The Island County Fair only spans four days, but some of the 4-H’ers prepped animals all year for the brief showing.

Before the gates opened for the year, children and adults of all ages were busy shoveling hay, sheering sheep, brushing dogs and chasing chickens in hopes that their animals would be sporting blue ribbons before the event’s end.

Leandra Reuble of the Island County Fair Board said Wednesday that the 4-H’ers will stay busy throughout the weekend as different judgings occurred on different days. She said they’re always anticipating spikes of chaos.

“It comes in spurts and hot spots throughout the event,” she said.

Reuble said this year there’s been an increase in the number of smaller animals being shown, especially rabbits and poultry, which have been steadily increasing in recent years.

“I think with the economy the way it is, people are finding smaller animals easier to manage,” she said.

Thirteen-year-old Nicklaus Walsh of Oak Harbor was among the bunny tamers setting up camp on Wednesday. He said he’d been working with his mini lop Buterscotch all year.

“You have to get her used to people,” Nicklaus said. “If she gets too stressed out, she’ll stop eating and drinking water.”

Other 4-H’ers’ animals took significantly less primping for the big weekend.

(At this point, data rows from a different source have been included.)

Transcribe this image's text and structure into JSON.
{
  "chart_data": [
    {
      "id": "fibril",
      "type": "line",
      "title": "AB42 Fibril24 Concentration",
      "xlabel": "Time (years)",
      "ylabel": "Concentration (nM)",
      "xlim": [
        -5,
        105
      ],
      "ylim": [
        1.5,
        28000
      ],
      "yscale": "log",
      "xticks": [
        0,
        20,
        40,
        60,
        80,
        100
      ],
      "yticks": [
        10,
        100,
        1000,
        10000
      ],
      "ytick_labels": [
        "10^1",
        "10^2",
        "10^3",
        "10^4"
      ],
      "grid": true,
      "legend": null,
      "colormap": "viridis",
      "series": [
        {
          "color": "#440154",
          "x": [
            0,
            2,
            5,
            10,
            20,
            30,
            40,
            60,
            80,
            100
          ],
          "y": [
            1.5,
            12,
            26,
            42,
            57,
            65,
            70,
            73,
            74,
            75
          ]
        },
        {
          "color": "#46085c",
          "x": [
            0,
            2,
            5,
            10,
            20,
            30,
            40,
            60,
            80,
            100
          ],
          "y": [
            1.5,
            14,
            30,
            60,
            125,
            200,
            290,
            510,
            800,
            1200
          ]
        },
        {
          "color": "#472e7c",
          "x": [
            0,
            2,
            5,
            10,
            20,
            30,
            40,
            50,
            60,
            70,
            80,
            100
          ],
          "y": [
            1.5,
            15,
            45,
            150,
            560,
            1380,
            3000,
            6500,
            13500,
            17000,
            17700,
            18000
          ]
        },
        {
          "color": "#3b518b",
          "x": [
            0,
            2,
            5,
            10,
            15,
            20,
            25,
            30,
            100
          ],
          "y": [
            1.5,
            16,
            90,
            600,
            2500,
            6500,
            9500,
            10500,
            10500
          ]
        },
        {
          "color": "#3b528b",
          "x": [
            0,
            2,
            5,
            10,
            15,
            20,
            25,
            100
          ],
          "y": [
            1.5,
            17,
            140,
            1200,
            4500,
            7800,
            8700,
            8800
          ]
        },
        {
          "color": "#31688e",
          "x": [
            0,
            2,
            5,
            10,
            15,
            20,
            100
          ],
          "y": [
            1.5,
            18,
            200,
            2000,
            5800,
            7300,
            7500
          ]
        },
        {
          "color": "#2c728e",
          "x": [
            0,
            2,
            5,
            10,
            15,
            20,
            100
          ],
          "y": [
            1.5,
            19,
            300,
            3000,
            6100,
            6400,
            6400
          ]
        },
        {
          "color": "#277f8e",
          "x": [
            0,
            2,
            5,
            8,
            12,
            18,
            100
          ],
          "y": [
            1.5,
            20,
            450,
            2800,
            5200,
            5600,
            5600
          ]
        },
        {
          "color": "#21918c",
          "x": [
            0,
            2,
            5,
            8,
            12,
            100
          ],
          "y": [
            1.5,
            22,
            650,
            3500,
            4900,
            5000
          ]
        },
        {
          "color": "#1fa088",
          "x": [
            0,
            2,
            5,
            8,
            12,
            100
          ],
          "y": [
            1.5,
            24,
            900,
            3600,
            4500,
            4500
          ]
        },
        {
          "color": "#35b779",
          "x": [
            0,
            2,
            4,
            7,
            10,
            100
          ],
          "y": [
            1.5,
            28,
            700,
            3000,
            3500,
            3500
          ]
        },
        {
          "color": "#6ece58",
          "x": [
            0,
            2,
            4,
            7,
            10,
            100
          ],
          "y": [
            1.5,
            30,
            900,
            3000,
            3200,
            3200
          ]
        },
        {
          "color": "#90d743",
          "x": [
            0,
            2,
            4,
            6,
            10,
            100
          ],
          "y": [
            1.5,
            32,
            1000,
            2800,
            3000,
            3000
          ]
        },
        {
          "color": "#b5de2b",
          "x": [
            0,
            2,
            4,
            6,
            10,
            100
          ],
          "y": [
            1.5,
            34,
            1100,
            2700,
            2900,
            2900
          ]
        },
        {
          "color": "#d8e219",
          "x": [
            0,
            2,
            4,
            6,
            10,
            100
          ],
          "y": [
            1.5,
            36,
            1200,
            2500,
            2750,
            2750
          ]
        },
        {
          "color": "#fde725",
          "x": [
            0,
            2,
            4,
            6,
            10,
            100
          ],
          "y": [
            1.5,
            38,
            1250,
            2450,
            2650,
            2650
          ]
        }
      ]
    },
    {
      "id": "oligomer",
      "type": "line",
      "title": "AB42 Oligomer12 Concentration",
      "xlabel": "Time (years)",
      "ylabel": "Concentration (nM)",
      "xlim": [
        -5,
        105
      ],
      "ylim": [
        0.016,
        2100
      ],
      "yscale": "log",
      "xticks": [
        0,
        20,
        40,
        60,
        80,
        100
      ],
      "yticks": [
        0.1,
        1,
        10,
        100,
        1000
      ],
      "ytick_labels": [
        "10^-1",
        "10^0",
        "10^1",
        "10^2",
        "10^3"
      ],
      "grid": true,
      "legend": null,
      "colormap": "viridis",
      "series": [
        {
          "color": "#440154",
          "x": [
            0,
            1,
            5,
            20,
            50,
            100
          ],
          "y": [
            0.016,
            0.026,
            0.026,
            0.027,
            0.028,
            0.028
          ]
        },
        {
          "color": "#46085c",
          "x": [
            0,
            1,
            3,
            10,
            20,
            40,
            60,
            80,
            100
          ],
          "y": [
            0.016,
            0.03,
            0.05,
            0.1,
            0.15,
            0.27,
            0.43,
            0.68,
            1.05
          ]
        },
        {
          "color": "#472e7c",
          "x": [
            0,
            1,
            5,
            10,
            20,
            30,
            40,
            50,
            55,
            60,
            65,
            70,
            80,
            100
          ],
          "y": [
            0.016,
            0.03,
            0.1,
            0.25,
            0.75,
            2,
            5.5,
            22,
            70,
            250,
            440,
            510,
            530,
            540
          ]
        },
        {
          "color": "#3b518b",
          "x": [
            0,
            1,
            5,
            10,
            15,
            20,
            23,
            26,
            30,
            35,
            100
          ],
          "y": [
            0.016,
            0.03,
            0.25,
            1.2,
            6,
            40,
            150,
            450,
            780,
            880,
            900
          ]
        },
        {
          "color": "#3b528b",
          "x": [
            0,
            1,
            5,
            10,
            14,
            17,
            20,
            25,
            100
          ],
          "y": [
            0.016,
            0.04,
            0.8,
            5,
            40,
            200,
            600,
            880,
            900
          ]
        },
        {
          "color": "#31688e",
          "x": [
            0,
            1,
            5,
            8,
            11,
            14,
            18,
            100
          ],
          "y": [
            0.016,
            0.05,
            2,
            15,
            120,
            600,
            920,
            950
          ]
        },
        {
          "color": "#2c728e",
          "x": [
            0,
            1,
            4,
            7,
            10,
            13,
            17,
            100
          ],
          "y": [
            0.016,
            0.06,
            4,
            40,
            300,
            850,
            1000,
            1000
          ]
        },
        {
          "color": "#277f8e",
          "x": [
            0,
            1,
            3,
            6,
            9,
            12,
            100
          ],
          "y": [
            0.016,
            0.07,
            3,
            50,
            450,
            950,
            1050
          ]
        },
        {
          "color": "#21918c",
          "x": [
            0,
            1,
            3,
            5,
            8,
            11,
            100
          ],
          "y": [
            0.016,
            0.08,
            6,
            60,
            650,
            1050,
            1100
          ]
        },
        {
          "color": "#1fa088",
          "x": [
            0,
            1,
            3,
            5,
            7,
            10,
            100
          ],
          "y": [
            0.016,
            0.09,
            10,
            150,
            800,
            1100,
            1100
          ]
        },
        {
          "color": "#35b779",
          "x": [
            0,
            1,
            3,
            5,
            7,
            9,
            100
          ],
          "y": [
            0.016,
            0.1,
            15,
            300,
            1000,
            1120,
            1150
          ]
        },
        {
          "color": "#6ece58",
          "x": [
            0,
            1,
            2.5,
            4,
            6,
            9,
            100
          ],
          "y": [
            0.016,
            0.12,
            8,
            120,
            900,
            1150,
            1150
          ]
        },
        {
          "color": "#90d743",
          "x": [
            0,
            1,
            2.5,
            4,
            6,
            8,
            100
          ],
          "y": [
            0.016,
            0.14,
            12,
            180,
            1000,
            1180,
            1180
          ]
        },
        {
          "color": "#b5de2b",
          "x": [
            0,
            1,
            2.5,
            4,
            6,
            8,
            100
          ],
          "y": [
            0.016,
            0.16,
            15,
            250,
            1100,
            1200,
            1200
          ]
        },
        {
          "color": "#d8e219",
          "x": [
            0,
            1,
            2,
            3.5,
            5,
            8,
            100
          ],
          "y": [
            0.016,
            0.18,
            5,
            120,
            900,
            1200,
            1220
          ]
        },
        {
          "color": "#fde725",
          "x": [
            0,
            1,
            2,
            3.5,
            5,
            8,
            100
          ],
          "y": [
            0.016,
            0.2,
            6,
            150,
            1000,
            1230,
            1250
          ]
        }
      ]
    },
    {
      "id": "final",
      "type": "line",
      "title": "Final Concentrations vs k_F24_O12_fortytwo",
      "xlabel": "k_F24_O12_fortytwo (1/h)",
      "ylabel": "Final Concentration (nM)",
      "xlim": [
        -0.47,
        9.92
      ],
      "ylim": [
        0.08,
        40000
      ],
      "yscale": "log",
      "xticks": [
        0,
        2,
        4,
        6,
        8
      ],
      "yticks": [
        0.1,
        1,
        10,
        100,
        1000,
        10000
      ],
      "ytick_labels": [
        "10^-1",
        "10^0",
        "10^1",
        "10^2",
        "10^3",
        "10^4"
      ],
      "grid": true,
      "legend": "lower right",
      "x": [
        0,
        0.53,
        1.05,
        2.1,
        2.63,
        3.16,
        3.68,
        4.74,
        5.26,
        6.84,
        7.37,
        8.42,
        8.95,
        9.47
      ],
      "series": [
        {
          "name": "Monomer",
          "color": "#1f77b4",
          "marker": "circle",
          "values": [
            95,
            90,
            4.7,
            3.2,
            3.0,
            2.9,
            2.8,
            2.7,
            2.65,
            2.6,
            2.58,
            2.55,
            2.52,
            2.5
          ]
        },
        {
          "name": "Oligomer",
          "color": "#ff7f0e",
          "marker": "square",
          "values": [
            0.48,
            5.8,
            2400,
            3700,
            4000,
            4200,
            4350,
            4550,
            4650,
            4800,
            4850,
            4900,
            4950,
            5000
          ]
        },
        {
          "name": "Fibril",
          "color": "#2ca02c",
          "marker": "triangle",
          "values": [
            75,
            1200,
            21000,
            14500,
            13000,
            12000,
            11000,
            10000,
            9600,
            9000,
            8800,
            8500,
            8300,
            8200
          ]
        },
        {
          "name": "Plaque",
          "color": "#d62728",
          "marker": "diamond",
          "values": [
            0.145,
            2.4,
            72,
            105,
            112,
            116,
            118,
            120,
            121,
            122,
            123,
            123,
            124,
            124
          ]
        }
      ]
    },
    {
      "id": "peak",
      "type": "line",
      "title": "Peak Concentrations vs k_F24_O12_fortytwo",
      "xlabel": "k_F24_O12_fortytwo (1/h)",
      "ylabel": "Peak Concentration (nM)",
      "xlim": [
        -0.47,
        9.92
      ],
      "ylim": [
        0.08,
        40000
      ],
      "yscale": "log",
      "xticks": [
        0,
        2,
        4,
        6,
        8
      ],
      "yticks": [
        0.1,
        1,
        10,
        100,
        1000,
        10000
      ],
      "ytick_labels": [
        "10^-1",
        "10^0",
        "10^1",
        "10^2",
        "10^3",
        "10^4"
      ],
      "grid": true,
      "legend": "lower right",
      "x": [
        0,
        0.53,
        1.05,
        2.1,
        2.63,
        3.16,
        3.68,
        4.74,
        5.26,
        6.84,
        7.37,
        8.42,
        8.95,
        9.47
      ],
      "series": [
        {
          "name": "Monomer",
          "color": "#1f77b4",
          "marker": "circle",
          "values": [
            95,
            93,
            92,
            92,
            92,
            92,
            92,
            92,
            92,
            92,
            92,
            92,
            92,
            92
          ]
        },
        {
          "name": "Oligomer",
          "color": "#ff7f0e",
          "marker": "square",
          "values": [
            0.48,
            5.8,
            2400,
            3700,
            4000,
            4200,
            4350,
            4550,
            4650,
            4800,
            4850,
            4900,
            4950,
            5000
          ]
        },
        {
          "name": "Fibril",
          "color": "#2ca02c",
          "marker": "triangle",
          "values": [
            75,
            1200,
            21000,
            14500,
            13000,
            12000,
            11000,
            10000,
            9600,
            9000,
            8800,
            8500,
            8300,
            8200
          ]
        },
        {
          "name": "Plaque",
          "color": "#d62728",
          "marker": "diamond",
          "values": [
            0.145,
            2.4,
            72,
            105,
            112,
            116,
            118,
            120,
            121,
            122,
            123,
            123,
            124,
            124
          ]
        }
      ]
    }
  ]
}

Twelve-year-old Alexxis Otto of Oak Harbor and her sisters both entered pet guinea pigs for the first time this year and said they just gave the critters a quick bath before competition.

“We just thought it would be fun,” she said.

Mallory Hunt, 14, was also entering a guinea pig, but Wednesday, her focus was on her yellow lab Raini. Hunt has been a member of 4-H for eight years and has competed in the canine division the past four. She said she really enjoys the agility portion of the event.

“It gives you a chance to get to work with your dog in a way you probably wouldn’t if you weren’t in 4-H,” Mallory said. “I bathe her, clip her toenails and brush her if she needs it. It gets pretty fancy.”

Quiz bowls, animal competitions and judgings are scattered throughout today and Sunday.

Other Saturday highlights include a parade from downtown Langley to the midway beginning at 10 a.m. and the important 4-H Livestock Auction at noon in the Livestock Arena.

Also on Saturday’s agenda are Chicken Olympics at 12:30 and 1:30 p.m. and a Bob Dylan tribute band at 5 p.m.

Tomorrow, folks can look forward to watching Cowboy Buck and Elizabeth taking the midway stage at 10:45 a.m., lawnmower races at noon and the Bunyon Busters Log Show at 1 p.m.

For a full schedule of events, see

“There’s always lots to see and do at the fair,” Reuble said.